According to Dr. Xu, fundamentally regeneration in an adult human requires the following three basic components:
1) Potentially Regenerative Cells (PRCs) that reside in every tissue/organ of the human body: In contrast to the popular belief in the field that there must be special niches reserved for the so-called stem cells or progenitor cells that can be utilized for regeneration in response to injury or disease, first in the regeneration of the skin of severely burnt patients under the conditions provided by MEBO and later clinical practice in regeneration of other tissues and organs, Dr. Xu discovered that normal somatic cells in the body, regardless of their locations, possess the ability to be converted into PRCs that later participate in the regeneration process by functioning like stem cells to produce multiple cell types needed for forming the new tissues in situ in order to eventually achieve regeneration of the body.
2) Exogeneous Regenerative Substances that serve as a nutritional source to promote and sustain orderly proliferation and differentiation of the PRCs to restore structure and function. It is well established that unlike the prenatal development, spontaneous wound repair in an adult human body would go down the pathway of fibrosis to form scar tissue. As shown in the sections below, successful clinical application of the MEBO technologies and products reveal that to steer the body to go down the pathway of regeneration, exogenous regenerative substances must be provided as the building blocks for such a reconstruction process. Based on clinical observation and in vitro cellular studies, Dr. Xu also proposed the regeneration of an injured or otherwise defective human organ starts from the regeneration of a smaller, basic functional subunit, termed a “Tissue-Organ,” which is composed of multiple cell types that can be provided by proliferation and differentiation of the PRCs residing at the site of the injury or defect.
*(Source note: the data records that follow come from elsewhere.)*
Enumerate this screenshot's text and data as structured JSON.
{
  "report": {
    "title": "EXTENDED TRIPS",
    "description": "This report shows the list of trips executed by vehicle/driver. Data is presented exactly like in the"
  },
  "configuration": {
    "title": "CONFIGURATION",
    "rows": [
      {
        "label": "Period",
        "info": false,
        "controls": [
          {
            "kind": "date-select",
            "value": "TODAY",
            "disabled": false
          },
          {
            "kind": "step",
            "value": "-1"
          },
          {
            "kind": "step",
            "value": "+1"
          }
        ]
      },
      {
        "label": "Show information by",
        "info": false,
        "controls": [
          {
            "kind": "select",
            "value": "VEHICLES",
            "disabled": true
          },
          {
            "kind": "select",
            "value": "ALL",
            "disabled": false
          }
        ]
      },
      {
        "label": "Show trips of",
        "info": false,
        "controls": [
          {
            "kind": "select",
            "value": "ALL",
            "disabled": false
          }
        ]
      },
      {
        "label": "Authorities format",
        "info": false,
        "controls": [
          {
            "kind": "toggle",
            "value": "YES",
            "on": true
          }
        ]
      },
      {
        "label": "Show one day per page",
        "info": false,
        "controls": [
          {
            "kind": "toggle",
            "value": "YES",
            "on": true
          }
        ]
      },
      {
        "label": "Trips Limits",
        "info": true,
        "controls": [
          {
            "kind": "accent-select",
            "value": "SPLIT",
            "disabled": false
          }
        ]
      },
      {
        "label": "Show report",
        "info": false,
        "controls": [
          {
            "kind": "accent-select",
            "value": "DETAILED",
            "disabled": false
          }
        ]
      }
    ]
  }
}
3) Enabling Regenerative Techniques that create a physiologically favorable, regenerative environment to assist and sustain the body’s regeneration. It is insufficient just to have the cellular and material foundation for the regeneration process to go smoothly, local and systemic environment also plays critical roles. Still based on clinical applications of the MEBO technologies and products, it has been found that specific clinical techniques are required to create a regenerative environment so as to steer the body away from the default pathway of fibrotic repair to that of physiological restoration of correct tissue structure and function by following the correct lineage of stem cell proliferation and differentiation in situ.
As shown in the representative examples below, clinical application of the MEBO technologies and products has yielded spectacular successes in treating millions of patients in broad areas involving injured, diseased, or aged skin and internal organs. The emerging of this revolutionary system heralds a new era of human life sciences and will have a significant impact on medicine, healthcare and human life in general.